For simple yes/no questions ("Is over 18?", "Is US resident?") then you should look back to David Chaum's blind signatures and the work that came out of that back in the 90s. The math is super-simple to understand and there are a ton of even easier metaphors with envelopes and carbon paper that you can use to explain to your grandmother. Once you get someone to grok blind signatures it is easy to lead them to zero-knowledge proofs.
This is far from the best way to do it, but this is a much easier to understand example of how it could be done without having to read about math:

There's a type of token called a JWT that's really common nowadays, which is composed of 3 parts: Metadata describing encryption for the third part, the actual base64-encoded data, and the encrypted signature. The second part would include "is over 18" and "expiration date" to limit reuse/abuse, and is trivially decoded by anyone to confirm there's no personal information in there.

You'd get this token from your government site and copy/paste it into the site needing verification. The government site would provide a standard public key that can be used with the third part of the JWT to confirm it hasn't been tampered with (verification is built-in to JWT libraries). There would only be one public key that rarely changes, allowing the site to cache it, preventing the government site from correlating users based on timestamps - they never see the JWT from the other site (verification is done locally), and the other site would only need to pull the public key once for however many thousands of people use it.

...that said technical issues aside, I kinda feel like this would be the most acceptable version simply because it doesn't require the average user to trust the math - they could go to a JWT-decoding website and look at it themselves.

How would you prevent the token from being used by a different person than it was issued to?
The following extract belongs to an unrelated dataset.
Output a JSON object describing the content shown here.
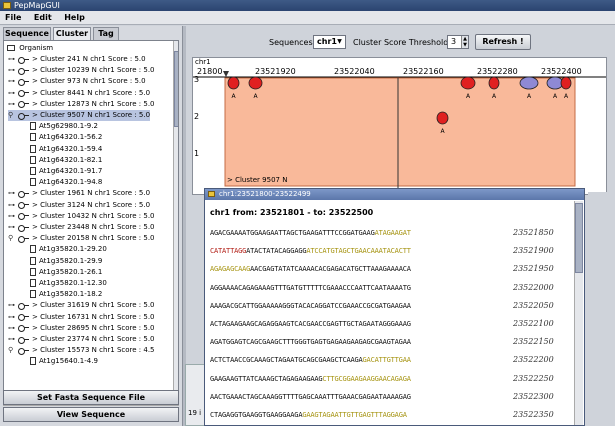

This is the online equivalent of getting your older cousin to buy you alcohol from the store using their own valid ID
How do you prevent your house key being used by a different person, that it was not issued to?
I don’t get the analogy. I keep my house keys out of the hands of people I don’t want in. In this case, the age verification is being circumvented by someone simply asking another person to perform it on their behalf.

I guess the practical answer is that it’s impossible because there’s always the option to have an adult perform the verification and then hand over the device to the minor

Yes, the analogy is the burglar getting into the house by asking you to open your door for them. Adults are permitted to decide such a thing, because they know the risks and are expected to be able to reason about that. When an adult has decided, then there is no problem, as far as age verification is concerned. We have regulations when adults are in fact not able to decide such a thing "correctly".

We already have penalties for adults mistreating children by exposing them to dangerous things, but this is orthogonal to age verification.

Why do you want the online process to be more secure than the one using physical IDs?
Mostly because online process can scale a lot further and faster. An older cousin can only walk into a store to buy so much alcohol but a stolen token can be reused a million times in a second.
> hate

You meant logical criticism?

I mean one sided criticism that doesn't account for the damage done to kids by having no online limits, and assuming everyone in the world is as tech savvy as they are.